Marc Rotenberg, executive director of the Electronic Privacy Information Center, calls it

Marc Rotenberg, executive director of the Electronic Privacy Information Center, calls it “the dark matter of the Internet world.” It’s spying, really, and it’s creepy as all get-out.

Here’s what happens: You’re browsing a commercial site online and you click on a product—say a jacket. Maybe you buy it. Maybe you don’t. But the next thing you know, that same jacket—and lots of other jackets like it– follow you everywhere.

You see ads for them on news sites, on Facebook, perhaps even on a site devoted to fishing gear or some other completely different kind of product. You feel like someone is watching you, and in essence someone is. The jacket merchandiser probably belongs to an advertising network that places a “cookie” in your browser, allowing it track where you go online. The network can then use that information to generate personalized ads based on your browsing history.

A $17 million settlement announced today between Google and the attorneys general of 36 states, including Washington, and the District of Columbia doesn’t stop that practice. But it does punish Google for deceiving its users about the practice, and it might make it easier for consumers to opt out of such tracking.

The settlement relates to how Google—which owns a huge ad network called DoubleClick—tracked users of Apple’s Safari browser. Problem number one, says Washington assistant attorney general Paula Selis, is that Google informed consumers on its site that if they used Safari, so-called “third-party” advertising cookies would be blocked. In fact, such cookies were not blocked because of problem number two: Google used a code to circumvent Safari’s default privacy settings.

“Google has said this wasn’t intentional, and that when it found out, if fixed [the problems]. But the fact is it happened,” Selis says.

Google has run into privacy problems before. In 2011, the company settled charges brought by the Federal Trade Commission dealing with the launch of Google Buzz, a social network that was a forerunner to Google Plus. According to the FTC, Google had told Gmail users that they could opt out of Buzz, but that wasn’t so easy to do. Consequently, neither was limiting the sharing of personal information.

“This is a tough settlement that ensures that Google will honor its commitments to consumers and build strong privacy protections into all of its operations,” FTC chair Jon Leibowitz said at the time.

Yet Google still did its privacy runaround with Safari. As a consequence it raised the ire of the FTC as well as state attorneys general. In 2012, the commission fined Google $22.5 million for violating its prior order, the largest such penalty ever. The $17 million settlement announced today comes on top of that fine.

Rotenberg, of the Electronic Privacy Information Center, which filed a complaint about Google Buzz that led to the original FTC action, says he believes that Internet tracking is an ongoing problem despite the penalties Google is facing over its Safari cookies. Most other browsers routinely use ad cookies, and unless deception is involved, there’s little attorneys general can do about that.

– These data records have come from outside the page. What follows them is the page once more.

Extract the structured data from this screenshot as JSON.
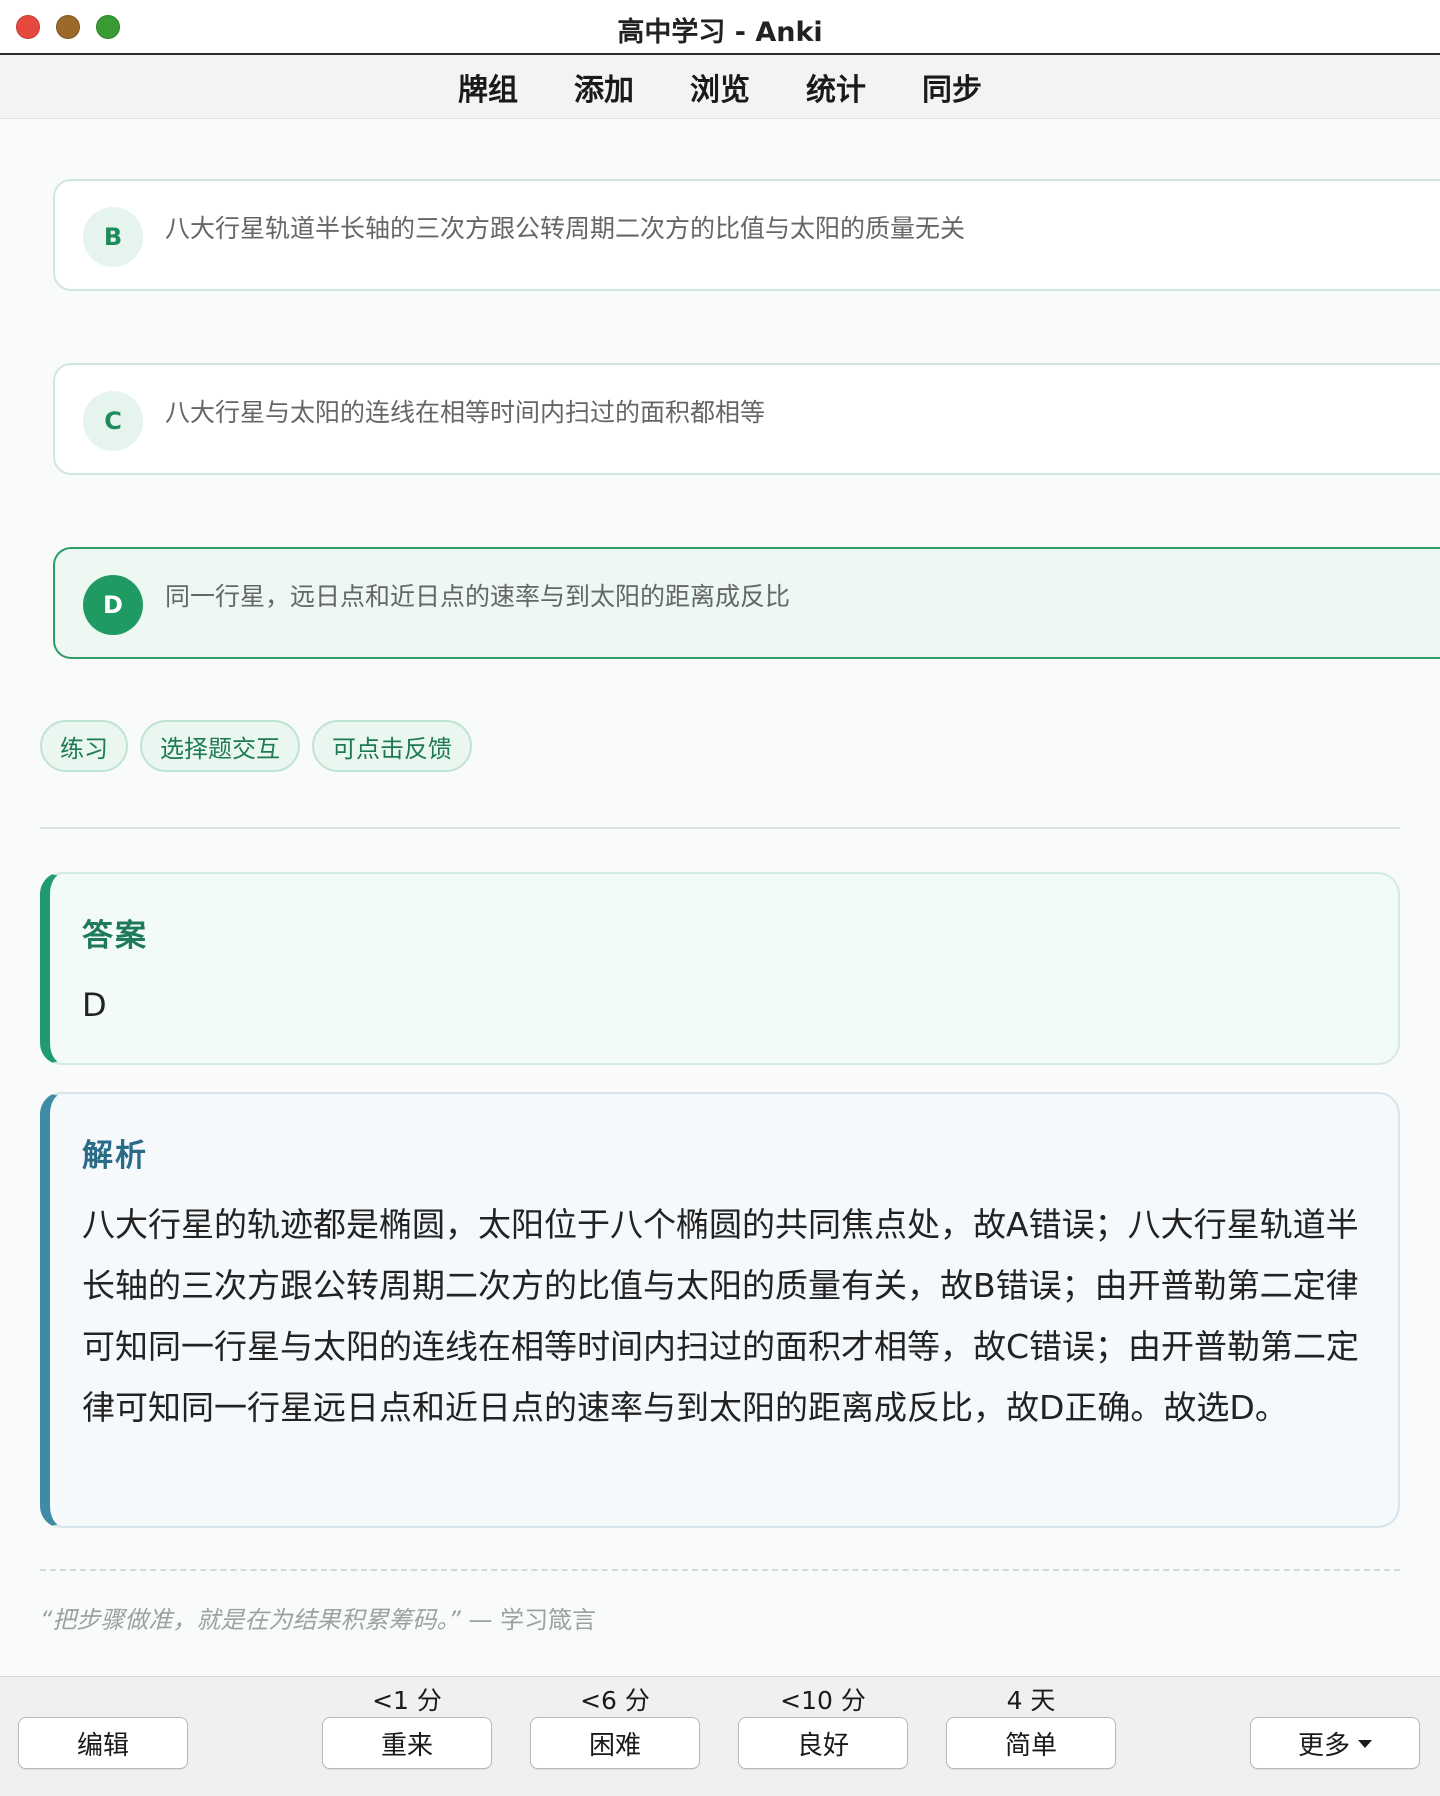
{
  "window": {
    "title": "高中学习 - Anki"
  },
  "menu": {
    "decks": "牌组",
    "add": "添加",
    "browse": "浏览",
    "stats": "统计",
    "sync": "同步"
  },
  "options": [
    {
      "letter": "B",
      "text": "八大行星轨道半长轴的三次方跟公转周期二次方的比值与太阳的质量无关",
      "selected": false
    },
    {
      "letter": "C",
      "text": "八大行星与太阳的连线在相等时间内扫过的面积都相等",
      "selected": false
    },
    {
      "letter": "D",
      "text": "同一行星，远日点和近日点的速率与到太阳的距离成反比",
      "selected": true
    }
  ],
  "tags": [
    "练习",
    "选择题交互",
    "可点击反馈"
  ],
  "answer": {
    "title": "答案",
    "value": "D"
  },
  "analysis": {
    "title": "解析",
    "text": "八大行星的轨迹都是椭圆，太阳位于八个椭圆的共同焦点处，故A错误；八大行星轨道半长轴的三次方跟公转周期二次方的比值与太阳的质量有关，故B错误；由开普勒第二定律可知同一行星与太阳的连线在相等时间内扫过的面积才相等，故C错误；由开普勒第二定律可知同一行星远日点和近日点的速率与到太阳的距离成反比，故D正确。故选D。"
  },
  "quote": {
    "text": "“把步骤做准，就是在为结果积累筹码。”",
    "source": "— 学习箴言"
  },
  "bottom": {
    "edit": "编辑",
    "again": {
      "label": "重来",
      "interval": "<1 分"
    },
    "hard": {
      "label": "困难",
      "interval": "<6 分"
    },
    "good": {
      "label": "良好",
      "interval": "<10 分"
    },
    "easy": {
      "label": "简单",
      "interval": "4 天"
    },
    "more": "更多"
  },
  "colors": {
    "accent_green": "#1f9a63",
    "analysis_blue": "#3f8aa5"
  }
}
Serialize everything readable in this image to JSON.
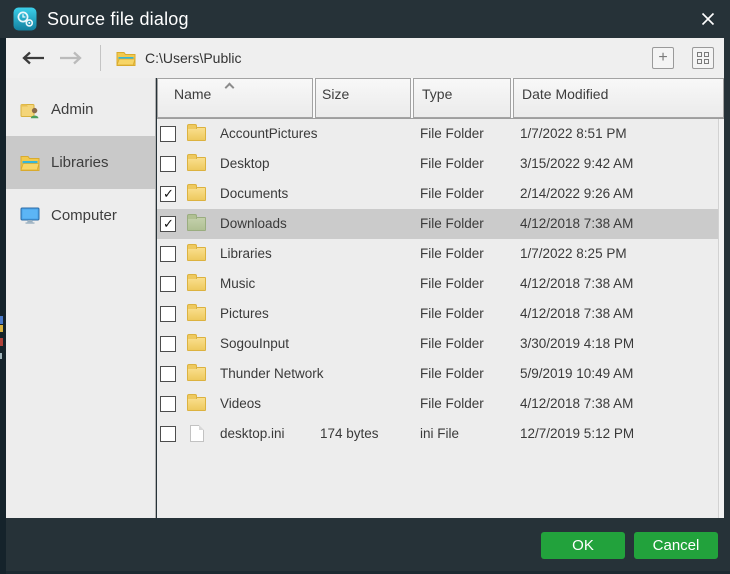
{
  "window": {
    "title": "Source file dialog",
    "close_icon": "✕"
  },
  "navbar": {
    "back_icon": "back-arrow",
    "forward_icon": "forward-arrow",
    "address_icon": "folder-icon",
    "path": "C:\\Users\\Public",
    "add_button_icon": "+",
    "view_button_icon": "grid"
  },
  "sidebar": {
    "items": [
      {
        "label": "Admin",
        "icon": "user-folder-icon",
        "selected": false
      },
      {
        "label": "Libraries",
        "icon": "libraries-folder-icon",
        "selected": true
      },
      {
        "label": "Computer",
        "icon": "computer-icon",
        "selected": false
      }
    ]
  },
  "table": {
    "columns": [
      {
        "label": "Name",
        "sort": "asc"
      },
      {
        "label": "Size",
        "sort": null
      },
      {
        "label": "Type",
        "sort": null
      },
      {
        "label": "Date Modified",
        "sort": null
      }
    ],
    "rows": [
      {
        "name": "AccountPictures",
        "icon": "folder",
        "checked": false,
        "selected": false,
        "size": "",
        "type": "File Folder",
        "date": "1/7/2022 8:51 PM"
      },
      {
        "name": "Desktop",
        "icon": "folder",
        "checked": false,
        "selected": false,
        "size": "",
        "type": "File Folder",
        "date": "3/15/2022 9:42 AM"
      },
      {
        "name": "Documents",
        "icon": "folder",
        "checked": true,
        "selected": false,
        "size": "",
        "type": "File Folder",
        "date": "2/14/2022 9:26 AM"
      },
      {
        "name": "Downloads",
        "icon": "folder-green",
        "checked": true,
        "selected": true,
        "size": "",
        "type": "File Folder",
        "date": "4/12/2018 7:38 AM"
      },
      {
        "name": "Libraries",
        "icon": "folder",
        "checked": false,
        "selected": false,
        "size": "",
        "type": "File Folder",
        "date": "1/7/2022 8:25 PM"
      },
      {
        "name": "Music",
        "icon": "folder",
        "checked": false,
        "selected": false,
        "size": "",
        "type": "File Folder",
        "date": "4/12/2018 7:38 AM"
      },
      {
        "name": "Pictures",
        "icon": "folder",
        "checked": false,
        "selected": false,
        "size": "",
        "type": "File Folder",
        "date": "4/12/2018 7:38 AM"
      },
      {
        "name": "SogouInput",
        "icon": "folder",
        "checked": false,
        "selected": false,
        "size": "",
        "type": "File Folder",
        "date": "3/30/2019 4:18 PM"
      },
      {
        "name": "Thunder Network",
        "icon": "folder",
        "checked": false,
        "selected": false,
        "size": "",
        "type": "File Folder",
        "date": "5/9/2019 10:49 AM"
      },
      {
        "name": "Videos",
        "icon": "folder",
        "checked": false,
        "selected": false,
        "size": "",
        "type": "File Folder",
        "date": "4/12/2018 7:38 AM"
      },
      {
        "name": "desktop.ini",
        "icon": "file",
        "checked": false,
        "selected": false,
        "size": "174 bytes",
        "type": "ini File",
        "date": "12/7/2019 5:12 PM"
      }
    ]
  },
  "footer": {
    "ok_label": "OK",
    "cancel_label": "Cancel"
  },
  "colors": {
    "titlebar": "#263238",
    "accent_green": "#22a23c",
    "selected_row": "#cbcbcb",
    "sidebar_selected": "#c9c9c9",
    "panel_gray": "#ededed",
    "app_icon_cyan": "#2bb5d6"
  }
}
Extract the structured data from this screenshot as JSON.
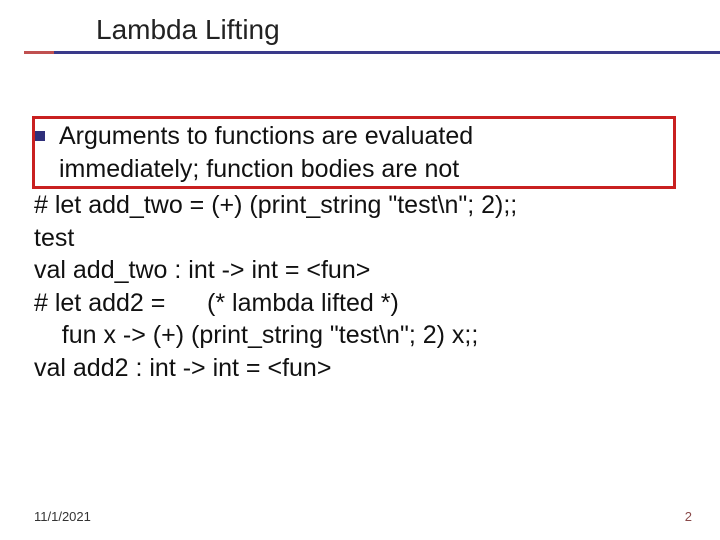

Selis, however, says that the latest Google settlement at least requires the company to become more transparent about how it uses cookies. Within 90 days, the company has to create a page on its site explaining what cookies are and how consumers can have more control over them. “It should be readily findable,” Selis says of that page. “That was really important to us.”

Facing a backlash over cookies, Google and Microsoft’s Bing are supposed to be working on proprietary trackers that may provide more privacy. But since a goal is also to help advertisers have even further reach, on devices like cell phones, it’s doubtful that online spying is going away any time soon.